Um pouco antes, todos liam Sartre, talvez sem a intensidade necessária para a formação intelectual. Sartre representava o pensamento de vanguarda, a mescla de marxismo e fenomenologia, ou existencialismo.
Depois, veio aquela época de Marcuse, Althusser, Lukacs. No Brasil autores de moda. Formadores de cabeça. E mais. Apareceram Gattari, Deleuse.
Quando estávamos fazendo pós-graduação, passamos a buscar os autores radicais: Hegel, Marx, Freud, Nietsche, Wittgenstein. Posso dizer que passamos uma década lendo esses pilares em que se sustaram, durante muito tempo, os elos do nosso edifício intelectual.
E Heiddeger.
Posso dizer que começamos com Heiddeger e Wittgenstein.
Naquela época, em que Marx era um paradoxo pouco conhecido (afinal até então poucos tinham dominado «O capital»), era muito chic citar Heiddeger, mesmo porque ele era aceito pelo pensamento dominante da Direita, e tinha umas perfumarias de jogos de palavra incompreensíveis que aformoseavam qualquer texto.
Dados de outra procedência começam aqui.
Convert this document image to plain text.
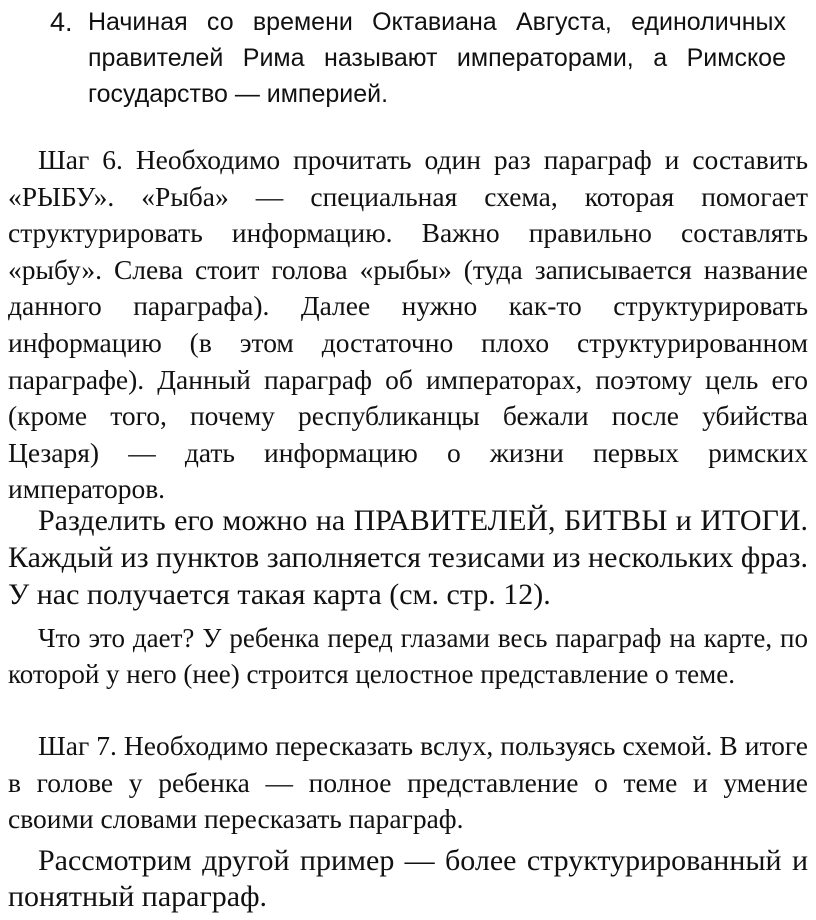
4. Начиная со времени Октавиана Августа, единоличных правителей Рима называют императорами, а Римское государство — империей.

Шаг 6. Необходимо прочитать один раз параграф и составить «РЫБУ». «Рыба» — специальная схема, которая помогает структурировать информацию. Важно правильно составлять «рыбу». Слева стоит голова «рыбы» (туда записывается название данного параграфа). Далее нужно как-то структурировать информацию (в этом достаточно плохо структурированном параграфе). Данный параграф об императорах, поэтому цель его (кроме того, почему республиканцы бежали после убийства Цезаря) — дать информацию о жизни первых римских императоров.

Разделить его можно на ПРАВИТЕЛЕЙ, БИТВЫ и ИТОГИ. Каждый из пунктов заполняется тезисами из нескольких фраз. У нас получается такая карта (см. стр. 12).

Что это дает? У ребенка перед глазами весь параграф на карте, по которой у него (нее) строится целостное представление о теме.

Шаг 7. Необходимо пересказать вслух, пользуясь схемой. В итоге в голове у ребенка — полное представление о теме и умение своими словами пересказать параграф.

Рассмотрим другой пример — более структурированный и понятный параграф.
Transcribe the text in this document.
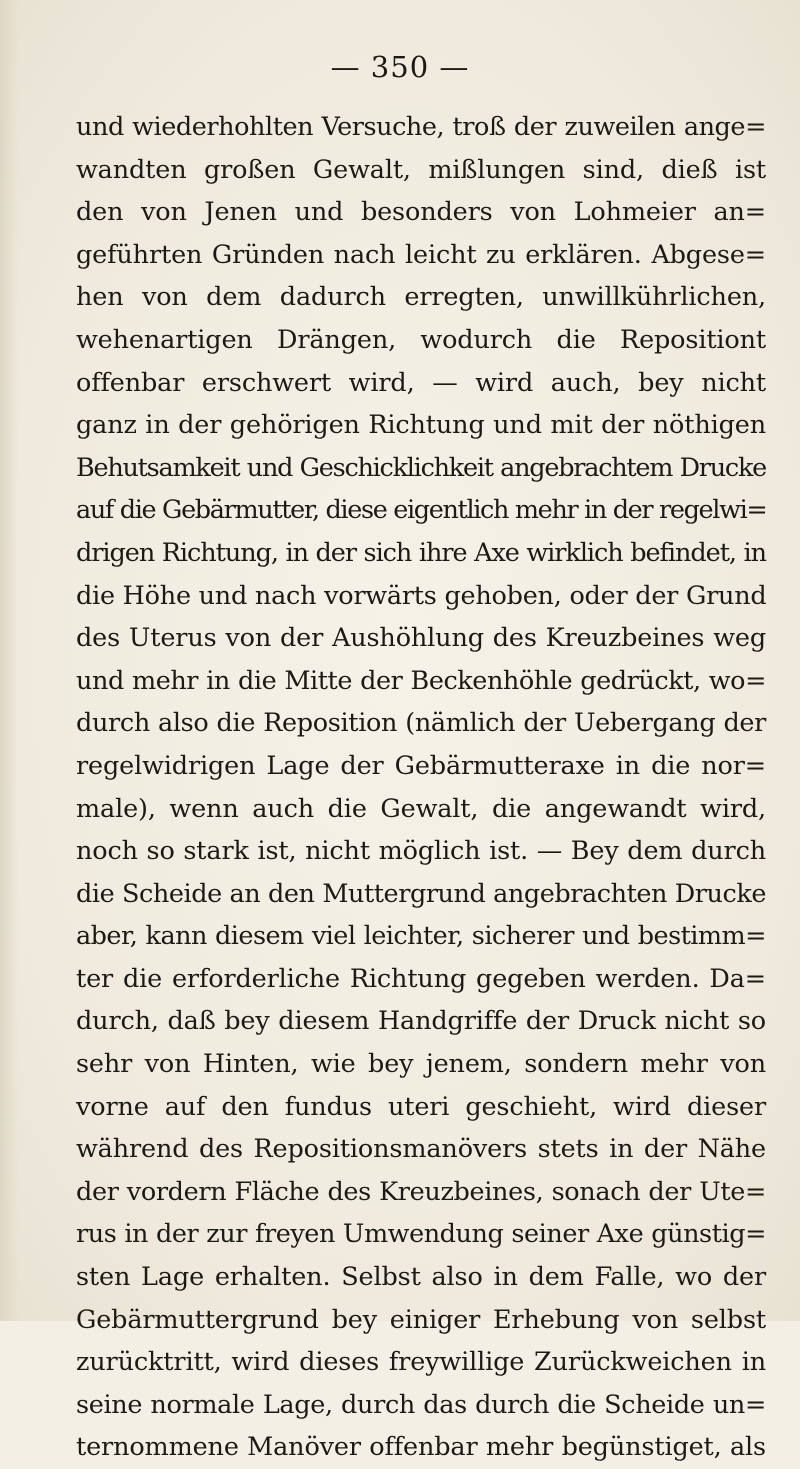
— 350 —
und wiederhohlten Versuche, troß der zuweilen ange=
wandten großen Gewalt, mißlungen sind, dieß ist
den von Jenen und besonders von Lohmeier an=
geführten Gründen nach leicht zu erklären. Abgese=
hen von dem dadurch erregten, unwillkührlichen,
wehenartigen Drängen, wodurch die Repositiont
offenbar erschwert wird, — wird auch, bey nicht
ganz in der gehörigen Richtung und mit der nöthigen
Behutsamkeit und Geschicklichkeit angebrachtem Drucke
auf die Gebärmutter, diese eigentlich mehr in der regelwi=
drigen Richtung, in der sich ihre Axe wirklich befindet, in
die Höhe und nach vorwärts gehoben, oder der Grund
des Uterus von der Aushöhlung des Kreuzbeines weg
und mehr in die Mitte der Beckenhöhle gedrückt, wo=
durch also die Reposition (nämlich der Uebergang der
regelwidrigen Lage der Gebärmutteraxe in die nor=
male), wenn auch die Gewalt, die angewandt wird,
noch so stark ist, nicht möglich ist. — Bey dem durch
die Scheide an den Muttergrund angebrachten Drucke
aber, kann diesem viel leichter, sicherer und bestimm=
ter die erforderliche Richtung gegeben werden. Da=
durch, daß bey diesem Handgriffe der Druck nicht so
sehr von Hinten, wie bey jenem, sondern mehr von
vorne auf den fundus uteri geschieht, wird dieser
während des Repositionsmanövers stets in der Nähe
der vordern Fläche des Kreuzbeines, sonach der Ute=
rus in der zur freyen Umwendung seiner Axe günstig=
sten Lage erhalten. Selbst also in dem Falle, wo der
Gebärmuttergrund bey einiger Erhebung von selbst
zurücktritt, wird dieses freywillige Zurückweichen in
seine normale Lage, durch das durch die Scheide un=
ternommene Manöver offenbar mehr begünstiget, als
Mas Heiddeger não é bem assim só isso.
Ele é um grande poeta, antes de tudo.
Ou melhor, Heiddeger repensou a Metafísica Ocidental como somente muito poucos puderam fazer (ou talvez só ele o fez). Seu pensamento era nitidamente alemão, é claro. Radicalmente alemão. Passava muito pouco longe do nazismo, todos sabem disso (principalmente certas referências ao termo «destino», ao uso do termo «jogar» etc). Mas não se pode negar-lhe a profundeza poética dos limites do seu pensar.
Se era nazista pouco importa para nós hoje. Naquele tempo ali todos eram.
Martin Heidegger nasceu em 1889 e morreu em 1976. Um dos maiores pensadores de sua época. Foi também vítima do nazismo. Sua obra cobre a vastidão da história da filosofia, desde os gregos até Nietzsche. Envereda pelos caminhos perdidos do Zen-budismo. Mergulha nas origens obscuras da poesia e da arte, tendo escrito sobre isso textos fundamentais.
«O pensamento de Heidegger é o esforço de nos reconduzir ao País das Maravilhas, onde o movimento de pensar é tão concentrado na identidade de si mesmo que colhe os limites de nossos hábitos de pensar e possibilidades de dizer nas próprias raízes de sua limitação. É, então, que se faz silêncio no país do Pensamento. Pois o silêncio é a Linguagem no movimento consumado do repouso, que já ultrapassou toda discursividade da língua.» escreveu E. Carneiro Leão (Aprendendo a Pensar, 1977. pg 149).
Fui aluno de Carneiro Leão.
Pouco antes de morrer, Heiddeger deu uma entrevista radiofônica em que disse que somente dois filósofos atingiram o significado do seu pensamento: um foi Carneiro Leão.